WASHINGTON — Dozens of U.S. veterans have died while waiting for care at veterans hospitals around the country, according to a CNN report, and the chair of the House Veterans’ Affairs Committee says the department’s head should be held accountable if the reports are verified.
The Department of Veterans Affairs acknowledged to CNN that 23 veterans had died as a result of delayed care in recent years. A Phoenix VA hospital has been under fire over allegations that up to 40 patients may have died because of delays in care and that the hospital kept a secret list of patients waiting for appointments to hide the treatment delays.
The wait times lasted more than a year in some cases — during which some of the veterans died, according to CNN.
The Phoenix VA denies the existence of a secret wait list, CNN reports.
The office of the inspector general is investigating the reports and will present findings in 30 to 45 days.
If the reports are true, Rep. Jeff Miller, R-Fl., who chairs the House Veterans’ Affairs Committee, says he will call for the resignation of Veterans Affairs Secretary Eric K. Shinseki.

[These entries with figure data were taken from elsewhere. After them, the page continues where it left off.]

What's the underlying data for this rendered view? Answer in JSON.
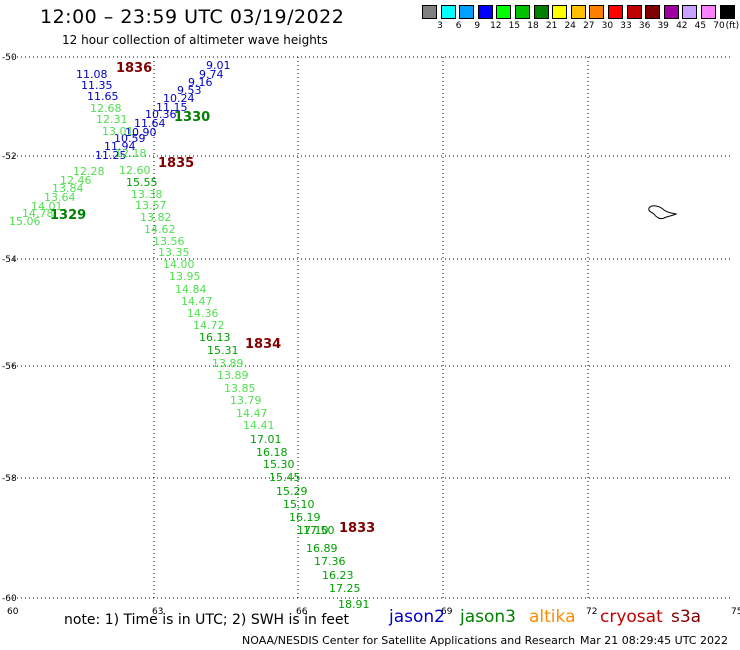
{
  "header": {
    "title": "12:00 – 23:59 UTC 03/19/2022",
    "subtitle": "12 hour collection of altimeter wave heights"
  },
  "legend": {
    "unit": "(ft)",
    "levels": [
      "3",
      "6",
      "9",
      "12",
      "15",
      "18",
      "21",
      "24",
      "27",
      "30",
      "33",
      "36",
      "39",
      "42",
      "45",
      "70"
    ],
    "colors": [
      "#808080",
      "#00ffff",
      "#00a0ff",
      "#0000ff",
      "#00ff00",
      "#00c000",
      "#008000",
      "#ffff00",
      "#ffc000",
      "#ff8000",
      "#ff0000",
      "#c00000",
      "#800000",
      "#a000a0",
      "#c8a0ff",
      "#ff80ff",
      "#000000"
    ]
  },
  "map": {
    "x_ticks": [
      "60",
      "63",
      "66",
      "69",
      "72",
      "75"
    ],
    "y_ticks": [
      "-50",
      "-52",
      "-54",
      "-56",
      "-58",
      "-60"
    ],
    "track_times": [
      {
        "text": "1836",
        "color": "#800000"
      },
      {
        "text": "1330",
        "color": "#008000"
      },
      {
        "text": "1835",
        "color": "#800000"
      },
      {
        "text": "1329",
        "color": "#008000"
      },
      {
        "text": "1834",
        "color": "#800000"
      },
      {
        "text": "1833",
        "color": "#800000"
      }
    ],
    "observations": [
      {
        "v": "9.01",
        "c": "#0000c8"
      },
      {
        "v": "9.74",
        "c": "#0000c8"
      },
      {
        "v": "9.16",
        "c": "#0000c8"
      },
      {
        "v": "9.53",
        "c": "#0000c8"
      },
      {
        "v": "10.24",
        "c": "#0000c8"
      },
      {
        "v": "11.15",
        "c": "#0000c8"
      },
      {
        "v": "10.36",
        "c": "#0000c8"
      },
      {
        "v": "11.64",
        "c": "#0000c8"
      },
      {
        "v": "10.90",
        "c": "#0000c8"
      },
      {
        "v": "10.59",
        "c": "#0000c8"
      },
      {
        "v": "11.94",
        "c": "#0000c8"
      },
      {
        "v": "11.25",
        "c": "#0000c8"
      },
      {
        "v": "11.08",
        "c": "#0000c8"
      },
      {
        "v": "11.35",
        "c": "#0000c8"
      },
      {
        "v": "11.65",
        "c": "#0000c8"
      },
      {
        "v": "12.68",
        "c": "#50e050"
      },
      {
        "v": "12.31",
        "c": "#50e050"
      },
      {
        "v": "13.01",
        "c": "#50e050"
      },
      {
        "v": "12.18",
        "c": "#50e050"
      },
      {
        "v": "12.28",
        "c": "#50e050"
      },
      {
        "v": "12.46",
        "c": "#50e050"
      },
      {
        "v": "13.84",
        "c": "#50e050"
      },
      {
        "v": "13.64",
        "c": "#50e050"
      },
      {
        "v": "14.01",
        "c": "#50e050"
      },
      {
        "v": "14.78",
        "c": "#50e050"
      },
      {
        "v": "15.06",
        "c": "#50e050"
      },
      {
        "v": "12.60",
        "c": "#50e050"
      },
      {
        "v": "15.55",
        "c": "#00a000"
      },
      {
        "v": "13.38",
        "c": "#50e050"
      },
      {
        "v": "13.57",
        "c": "#50e050"
      },
      {
        "v": "13.82",
        "c": "#50e050"
      },
      {
        "v": "14.62",
        "c": "#50e050"
      },
      {
        "v": "13.56",
        "c": "#50e050"
      },
      {
        "v": "13.35",
        "c": "#50e050"
      },
      {
        "v": "14.00",
        "c": "#50e050"
      },
      {
        "v": "13.95",
        "c": "#50e050"
      },
      {
        "v": "14.84",
        "c": "#50e050"
      },
      {
        "v": "14.47",
        "c": "#50e050"
      },
      {
        "v": "14.36",
        "c": "#50e050"
      },
      {
        "v": "14.72",
        "c": "#50e050"
      },
      {
        "v": "16.13",
        "c": "#00a000"
      },
      {
        "v": "15.31",
        "c": "#00a000"
      },
      {
        "v": "13.89",
        "c": "#50e050"
      },
      {
        "v": "13.89",
        "c": "#50e050"
      },
      {
        "v": "13.85",
        "c": "#50e050"
      },
      {
        "v": "13.79",
        "c": "#50e050"
      },
      {
        "v": "14.47",
        "c": "#50e050"
      },
      {
        "v": "14.41",
        "c": "#50e050"
      },
      {
        "v": "17.01",
        "c": "#00a000"
      },
      {
        "v": "16.18",
        "c": "#00a000"
      },
      {
        "v": "15.30",
        "c": "#00a000"
      },
      {
        "v": "15.45",
        "c": "#00a000"
      },
      {
        "v": "15.29",
        "c": "#00a000"
      },
      {
        "v": "15.10",
        "c": "#00a000"
      },
      {
        "v": "16.19",
        "c": "#00a000"
      },
      {
        "v": "17.10",
        "c": "#00a000"
      },
      {
        "v": "17.50",
        "c": "#00a000"
      },
      {
        "v": "16.89",
        "c": "#00a000"
      },
      {
        "v": "17.36",
        "c": "#00a000"
      },
      {
        "v": "16.23",
        "c": "#00a000"
      },
      {
        "v": "17.25",
        "c": "#00a000"
      },
      {
        "v": "18.91",
        "c": "#00a000"
      }
    ]
  },
  "footer": {
    "note": "note:  1) Time is in UTC;  2) SWH is in feet",
    "satellites": [
      {
        "name": "jason2",
        "color": "#0000c8"
      },
      {
        "name": "jason3",
        "color": "#008000"
      },
      {
        "name": "altika",
        "color": "#ff8c00"
      },
      {
        "name": "cryosat",
        "color": "#c00000"
      },
      {
        "name": "s3a",
        "color": "#800000"
      }
    ],
    "credit": "NOAA/NESDIS Center for Satellite Applications and Research",
    "timestamp": "Mar 21 08:29:45 UTC 2022"
  }
}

“If the facts bear out what the evidence that we have shows, most definitely I will follow what The American Legion and Concerned Veterans for America have done, and that is call for the secretary’s resignation,” Miller said on WTOP Tuesday.
In response to the deaths at the VA medical center in Pheonix, Shinseki placed Phoenix VA Director Sharon Helman and two other staffers on administrative leave. Shinseki released a statement saying, “the allegations, if true, are absolutely unacceptable.”
Miller says the problem is systemic in nature.
“Unfortunately, the bureaucracy has not moved in a fashion that any of us would want to see and the secretary — who is a member of President Obama’s cabinet — has absolutely been kept in the dark on many of the facts and issues that surround not only this case, but others that we’ve uncovered across the country,” Miller said.
The Department of Veterans Affairs lacks excuses for the behavior, Miller said. Congress has provided the requested funding, personnel and equipment, he says.
“In the 21st century where we have spent over a billion dollars helping the department become more electronic in their record keeping, for them not to be able to keep track of the veterans and their records is just abysmal.”